Frequently asked questions
- Does the FCA require IFAs to use a specific kind of AI deployment?
- No. The FCA's position on AI is technology-neutral. The expectation is that firms apply the existing rulebook (SM&CR, Operational Resilience, Consumer Duty, outsourcing rules) to whatever AI deployment they choose. An on-premises deployment is not regulator-preferred over a cloud deployment, but it does reduce the outsourcing overhead because there is no third-party data processor in the chain in local-only mode.
- Can client suitability data be sent to a cloud LLM under a DPA?
- Technically yes, where the cloud provider offers a DPA at the appropriate enterprise tier and the firm has a UK-compliant transfer mechanism in place. Commercially, many UK IFAs find the procurement and audit-trail overhead high enough that the on-premises route is the simpler answer, particularly for smaller practices where a Senior Manager is personally accountable for the choice.
- Should a family office ever route data to a cloud AI?
- For client-identifiable, beneficial-ownership, or counterparty-sensitive data, no. For anonymised macroeconomic research or modelling over synthetic portfolios, the cloud route is appropriate and Hybrid mode handles it cleanly. The hybrid policy documents which data classes can route to cloud and which cannot, and forms part of the engagement record.
- What is the realistic productivity gain for an IFA practice?
- On the workflows we have seen across discovery engagements, a 5-adviser IFA practice typically recovers 6 to 10 fee-earning hours per week across the practice once the deployment is bedded in (approximately one to two hours per adviser per week).

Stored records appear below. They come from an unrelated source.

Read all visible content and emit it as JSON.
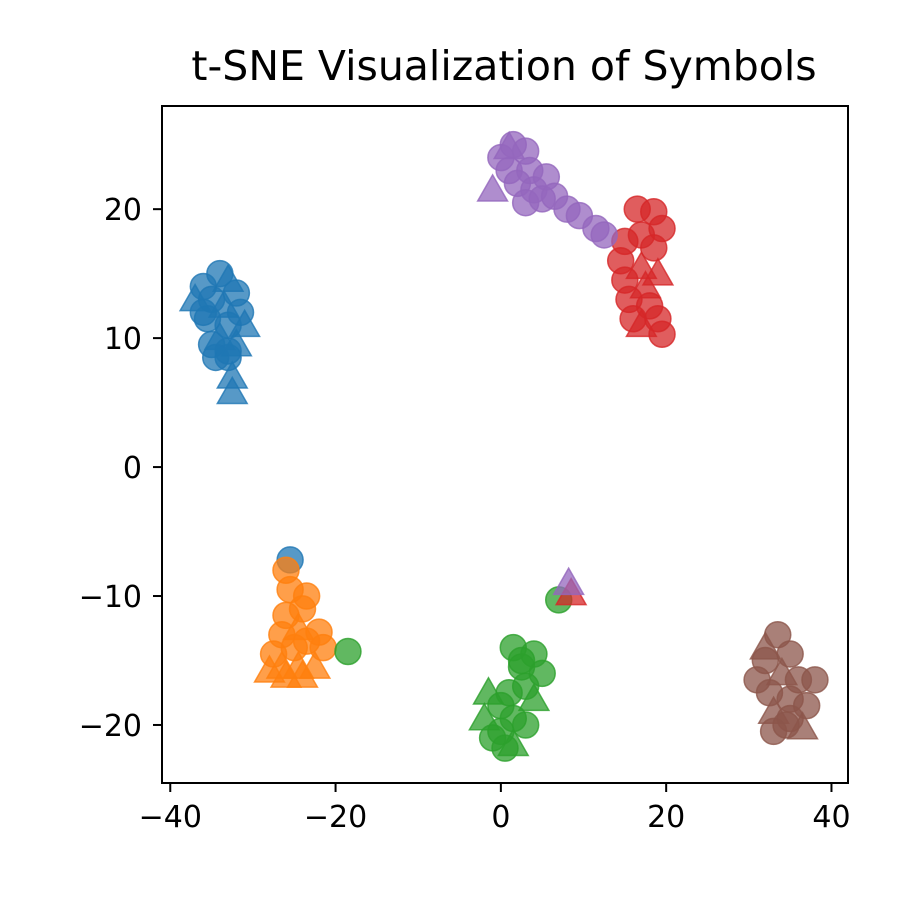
{
  "chart_data": {
    "type": "scatter",
    "title": "t-SNE Visualization of Symbols",
    "xlabel": "",
    "ylabel": "",
    "xlim": [
      -41,
      42
    ],
    "ylim": [
      -24.5,
      28
    ],
    "x_ticks": [
      -40,
      -20,
      0,
      20,
      40
    ],
    "x_tick_labels": [
      "−40",
      "−20",
      "0",
      "20",
      "40"
    ],
    "y_ticks": [
      -20,
      -10,
      0,
      10,
      20
    ],
    "y_tick_labels": [
      "−20",
      "−10",
      "0",
      "10",
      "20"
    ],
    "grid": false,
    "legend": "none",
    "series": [
      {
        "color": "#1f77b4",
        "points": [
          [
            -36,
            14,
            "o"
          ],
          [
            -34,
            15,
            "o"
          ],
          [
            -33,
            14.5,
            "^"
          ],
          [
            -35,
            13,
            "o"
          ],
          [
            -33.5,
            12.5,
            "^"
          ],
          [
            -35.5,
            11.5,
            "o"
          ],
          [
            -33,
            11,
            "o"
          ],
          [
            -34,
            10,
            "^"
          ],
          [
            -35,
            9.5,
            "o"
          ],
          [
            -33,
            8.5,
            "o"
          ],
          [
            -31.5,
            12,
            "o"
          ],
          [
            -31,
            11,
            "^"
          ],
          [
            -32,
            9.5,
            "^"
          ],
          [
            -33,
            9,
            "o"
          ],
          [
            -32.5,
            7,
            "^"
          ],
          [
            -32.5,
            5.8,
            "^"
          ],
          [
            -37,
            13,
            "^"
          ],
          [
            -34.5,
            8.5,
            "o"
          ],
          [
            -36,
            12,
            "o"
          ],
          [
            -32,
            13.5,
            "o"
          ],
          [
            -25.5,
            -7.2,
            "o"
          ]
        ]
      },
      {
        "color": "#ff7f0e",
        "points": [
          [
            -26,
            -8,
            "o"
          ],
          [
            -25.5,
            -9.5,
            "o"
          ],
          [
            -23.5,
            -10,
            "o"
          ],
          [
            -26,
            -11.5,
            "o"
          ],
          [
            -24.5,
            -12.5,
            "^"
          ],
          [
            -26.5,
            -13,
            "o"
          ],
          [
            -25,
            -14,
            "o"
          ],
          [
            -23.5,
            -13.5,
            "o"
          ],
          [
            -21.5,
            -14,
            "o"
          ],
          [
            -27.5,
            -14.5,
            "o"
          ],
          [
            -26.5,
            -15.5,
            "^"
          ],
          [
            -24.5,
            -15.5,
            "^"
          ],
          [
            -22.5,
            -15.5,
            "^"
          ],
          [
            -26,
            -16.2,
            "^"
          ],
          [
            -24,
            -16.2,
            "^"
          ],
          [
            -28,
            -15.8,
            "^"
          ],
          [
            -24,
            -11,
            "o"
          ],
          [
            -22,
            -12.8,
            "o"
          ]
        ]
      },
      {
        "color": "#2ca02c",
        "points": [
          [
            -18.5,
            -14.3,
            "o"
          ],
          [
            7,
            -10.3,
            "o"
          ],
          [
            1.5,
            -14,
            "o"
          ],
          [
            4,
            -14.5,
            "o"
          ],
          [
            2.5,
            -15.5,
            "o"
          ],
          [
            5,
            -16,
            "o"
          ],
          [
            3,
            -17,
            "o"
          ],
          [
            4,
            -18,
            "^"
          ],
          [
            1,
            -17.5,
            "o"
          ],
          [
            -1.5,
            -17.5,
            "^"
          ],
          [
            0,
            -18.5,
            "o"
          ],
          [
            -2,
            -19.5,
            "^"
          ],
          [
            1.5,
            -19.5,
            "o"
          ],
          [
            0,
            -20.5,
            "o"
          ],
          [
            -1,
            -21,
            "o"
          ],
          [
            0.5,
            -21.8,
            "o"
          ],
          [
            1.5,
            -21.5,
            "^"
          ],
          [
            3,
            -20,
            "o"
          ],
          [
            2.5,
            -15,
            "o"
          ]
        ]
      },
      {
        "color": "#d62728",
        "points": [
          [
            16.5,
            20,
            "o"
          ],
          [
            18.5,
            19.8,
            "o"
          ],
          [
            19.5,
            18.5,
            "o"
          ],
          [
            17,
            18,
            "o"
          ],
          [
            15,
            17.5,
            "o"
          ],
          [
            18.5,
            17,
            "o"
          ],
          [
            14.5,
            16,
            "o"
          ],
          [
            17,
            15.5,
            "^"
          ],
          [
            19,
            15,
            "^"
          ],
          [
            15,
            14.5,
            "o"
          ],
          [
            17.5,
            14,
            "^"
          ],
          [
            15.5,
            13,
            "o"
          ],
          [
            18,
            12.5,
            "o"
          ],
          [
            16,
            11.5,
            "o"
          ],
          [
            17,
            11,
            "^"
          ],
          [
            19,
            11.5,
            "o"
          ],
          [
            19.5,
            10.3,
            "o"
          ],
          [
            8.5,
            -9.8,
            "^"
          ]
        ]
      },
      {
        "color": "#9467bd",
        "points": [
          [
            0,
            24,
            "o"
          ],
          [
            1.5,
            25,
            "o"
          ],
          [
            3,
            24.5,
            "o"
          ],
          [
            1,
            23,
            "o"
          ],
          [
            3.5,
            23,
            "o"
          ],
          [
            -1,
            21.5,
            "^"
          ],
          [
            2,
            22,
            "o"
          ],
          [
            4,
            21.5,
            "o"
          ],
          [
            5.5,
            22.5,
            "o"
          ],
          [
            3,
            20.5,
            "o"
          ],
          [
            5,
            20.8,
            "o"
          ],
          [
            6.5,
            21,
            "o"
          ],
          [
            8,
            20,
            "o"
          ],
          [
            9.5,
            19.5,
            "o"
          ],
          [
            11.5,
            18.5,
            "o"
          ],
          [
            12.5,
            18,
            "o"
          ],
          [
            1,
            24.8,
            "^"
          ],
          [
            8.2,
            -9,
            "^"
          ]
        ]
      },
      {
        "color": "#8c564b",
        "points": [
          [
            33.5,
            -13,
            "o"
          ],
          [
            35,
            -14.5,
            "o"
          ],
          [
            32,
            -15,
            "o"
          ],
          [
            34,
            -16,
            "^"
          ],
          [
            31,
            -16.5,
            "o"
          ],
          [
            36,
            -16.5,
            "o"
          ],
          [
            38,
            -16.5,
            "o"
          ],
          [
            32.5,
            -17.5,
            "o"
          ],
          [
            35,
            -18,
            "o"
          ],
          [
            37,
            -18.5,
            "o"
          ],
          [
            33,
            -19,
            "^"
          ],
          [
            35,
            -19.5,
            "o"
          ],
          [
            33,
            -20.5,
            "o"
          ],
          [
            36.5,
            -20.2,
            "^"
          ],
          [
            34.5,
            -20,
            "o"
          ],
          [
            32,
            -14,
            "^"
          ]
        ]
      }
    ]
  }
}
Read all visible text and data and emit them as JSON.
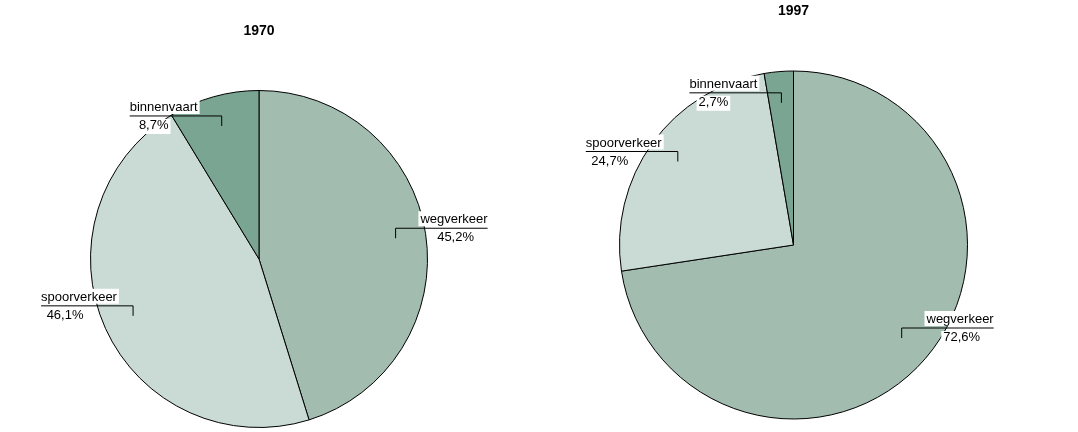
{
  "chart_data": [
    {
      "type": "pie",
      "title": "1970",
      "categories": [
        "wegverkeer",
        "spoorverkeer",
        "binnenvaart"
      ],
      "values": [
        45.2,
        46.1,
        8.7
      ],
      "colors": [
        "#a2bdb0",
        "#c9dbd4",
        "#7aa593"
      ],
      "value_labels": [
        "45,2%",
        "46,1%",
        "8,7%"
      ]
    },
    {
      "type": "pie",
      "title": "1997",
      "categories": [
        "wegverkeer",
        "spoorverkeer",
        "binnenvaart"
      ],
      "values": [
        72.6,
        24.7,
        2.7
      ],
      "colors": [
        "#a2bdb0",
        "#c9dbd4",
        "#7aa593"
      ],
      "value_labels": [
        "72,6%",
        "24,7%",
        "2,7%"
      ]
    }
  ]
}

The largest sources are fact-find structured note-taking, suitability review preparation, and ongoing review notes. These are illustrative figures based on our scoping work; actual results depend on the practice and on the rigour of the staff change-management.
- Is on-premises AI cheaper than Claude.ai Team for a 5-adviser practice?
- No, on a pure cost-to-cost basis over 36 months. The retainer load on a local deployment is broadly fixed regardless of user count, while cloud cost scales per user. For a 5-adviser practice, on-premises is approximately GBP 18,000 to GBP 28,000 more expensive over 36 months than a cloud rollout. The honest framing is that the cost gap is the price of keeping the data on-site; firms should not buy on-premises AI to save money.